Labor says the government’s proposed citizenship changes are a “massive over-reach” and will be opposed in parliament.
Immigration Minister Peter Dutton has proposed migrants wanting to become Australians will have to sit a stand-alone English language test before being allowed to apply for citizenship and demonstrate a “competent” level of reading, writing, listening and speaking.
The government also wants to change the period of permanent residency from one year to four, introduce a new values test, and stronger character checks.
As well, an applicant can be barred for two years if the minister has refused to approve them becoming a citizen on grounds other than failing to meet the residence requirement.
Labor spokesman Tony Burke says the caucus unanimously decided on Tuesday to oppose the bill, meaning the coalition will need to seek 10 crossbench votes to pass it through the Senate.
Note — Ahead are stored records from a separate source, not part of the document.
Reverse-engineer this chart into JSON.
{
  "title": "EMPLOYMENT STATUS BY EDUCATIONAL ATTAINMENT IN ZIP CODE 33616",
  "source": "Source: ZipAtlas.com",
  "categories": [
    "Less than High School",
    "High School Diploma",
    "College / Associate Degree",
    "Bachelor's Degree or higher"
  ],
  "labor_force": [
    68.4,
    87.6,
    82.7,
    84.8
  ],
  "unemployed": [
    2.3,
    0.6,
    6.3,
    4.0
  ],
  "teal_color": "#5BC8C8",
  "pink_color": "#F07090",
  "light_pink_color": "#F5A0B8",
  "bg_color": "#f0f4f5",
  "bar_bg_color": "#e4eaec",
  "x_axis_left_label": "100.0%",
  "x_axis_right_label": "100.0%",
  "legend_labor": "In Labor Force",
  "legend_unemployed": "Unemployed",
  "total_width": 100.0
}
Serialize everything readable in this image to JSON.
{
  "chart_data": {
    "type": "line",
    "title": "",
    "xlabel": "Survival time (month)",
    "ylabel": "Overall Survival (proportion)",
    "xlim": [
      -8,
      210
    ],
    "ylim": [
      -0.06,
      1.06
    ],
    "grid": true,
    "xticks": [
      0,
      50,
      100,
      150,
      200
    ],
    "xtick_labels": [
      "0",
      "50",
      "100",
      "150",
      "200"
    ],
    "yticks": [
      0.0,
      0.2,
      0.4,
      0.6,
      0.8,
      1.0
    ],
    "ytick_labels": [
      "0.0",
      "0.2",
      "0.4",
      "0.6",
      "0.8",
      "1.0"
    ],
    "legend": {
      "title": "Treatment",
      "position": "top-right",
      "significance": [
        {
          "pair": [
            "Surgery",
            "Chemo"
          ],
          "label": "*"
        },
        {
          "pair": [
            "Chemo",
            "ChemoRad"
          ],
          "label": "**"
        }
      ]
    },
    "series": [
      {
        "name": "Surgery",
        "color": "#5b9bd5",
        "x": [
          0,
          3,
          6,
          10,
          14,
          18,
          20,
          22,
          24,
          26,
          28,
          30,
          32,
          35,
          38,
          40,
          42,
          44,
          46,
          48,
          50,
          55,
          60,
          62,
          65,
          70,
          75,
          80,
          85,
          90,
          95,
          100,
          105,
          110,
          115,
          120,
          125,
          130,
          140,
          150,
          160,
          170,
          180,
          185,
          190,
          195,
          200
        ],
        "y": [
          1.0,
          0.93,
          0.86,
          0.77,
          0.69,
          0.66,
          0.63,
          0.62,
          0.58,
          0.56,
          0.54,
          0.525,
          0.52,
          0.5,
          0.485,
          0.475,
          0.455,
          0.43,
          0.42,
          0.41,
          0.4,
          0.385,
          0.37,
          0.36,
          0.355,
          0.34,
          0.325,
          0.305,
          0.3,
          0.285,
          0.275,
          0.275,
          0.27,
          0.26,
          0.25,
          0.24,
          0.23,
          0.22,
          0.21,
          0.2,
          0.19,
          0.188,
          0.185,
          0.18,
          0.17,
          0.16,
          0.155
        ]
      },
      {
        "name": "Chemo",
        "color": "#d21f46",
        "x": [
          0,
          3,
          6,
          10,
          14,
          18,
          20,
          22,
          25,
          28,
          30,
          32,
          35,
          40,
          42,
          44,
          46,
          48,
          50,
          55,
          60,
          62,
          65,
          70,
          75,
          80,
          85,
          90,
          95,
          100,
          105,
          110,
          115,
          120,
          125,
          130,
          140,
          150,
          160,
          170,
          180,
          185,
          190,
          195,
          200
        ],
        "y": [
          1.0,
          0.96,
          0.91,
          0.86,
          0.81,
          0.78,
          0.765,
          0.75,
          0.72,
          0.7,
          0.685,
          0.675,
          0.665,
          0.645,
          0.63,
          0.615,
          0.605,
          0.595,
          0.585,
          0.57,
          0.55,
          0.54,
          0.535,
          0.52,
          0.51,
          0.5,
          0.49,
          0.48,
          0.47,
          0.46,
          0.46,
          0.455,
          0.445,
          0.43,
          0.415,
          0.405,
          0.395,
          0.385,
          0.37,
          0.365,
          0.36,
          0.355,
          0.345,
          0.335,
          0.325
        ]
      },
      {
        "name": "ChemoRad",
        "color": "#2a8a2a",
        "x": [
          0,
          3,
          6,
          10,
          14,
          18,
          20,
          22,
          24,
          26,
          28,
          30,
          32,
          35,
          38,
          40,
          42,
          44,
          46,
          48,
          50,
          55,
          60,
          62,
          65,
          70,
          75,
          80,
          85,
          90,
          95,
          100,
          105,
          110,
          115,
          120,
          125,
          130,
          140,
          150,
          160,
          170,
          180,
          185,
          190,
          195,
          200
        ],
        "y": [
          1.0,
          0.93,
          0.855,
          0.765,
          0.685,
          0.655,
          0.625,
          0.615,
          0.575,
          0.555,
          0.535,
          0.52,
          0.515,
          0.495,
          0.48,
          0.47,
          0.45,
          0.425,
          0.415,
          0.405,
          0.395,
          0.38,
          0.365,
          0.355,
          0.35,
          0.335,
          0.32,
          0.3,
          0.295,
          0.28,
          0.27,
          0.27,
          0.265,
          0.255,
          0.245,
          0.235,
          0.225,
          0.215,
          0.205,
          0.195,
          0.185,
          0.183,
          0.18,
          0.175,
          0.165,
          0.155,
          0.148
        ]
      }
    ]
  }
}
“The government in its bill has engaged in a massive over-reach … and they have taken some steps, which, put simply, Australia should never take and are inconsistent with who we are as a country,” Mr Burke told reporters in Canberra.
He said it had nothing to do with national security.
“If there is a national security problem for these people, then why on earth does the government have them already living here permanently?” Mr Burke said.
Labor also took exception to the longer time frame for people to wait for citizenship and the English language test.
“Once you set the test at a level by definition large numbers of permanent residents will never reach, no matter how hard they try, that changes our country.”
Mr Burke also took aim at Mr Dutton, saying the minister was playing a “dangerous game” linked to leadership tensions in the Liberal party.
Labor will back a Senate inquiry into the bill.
If the inquiry comes up with any reasonable changes, Labor would support them being included in a new bill.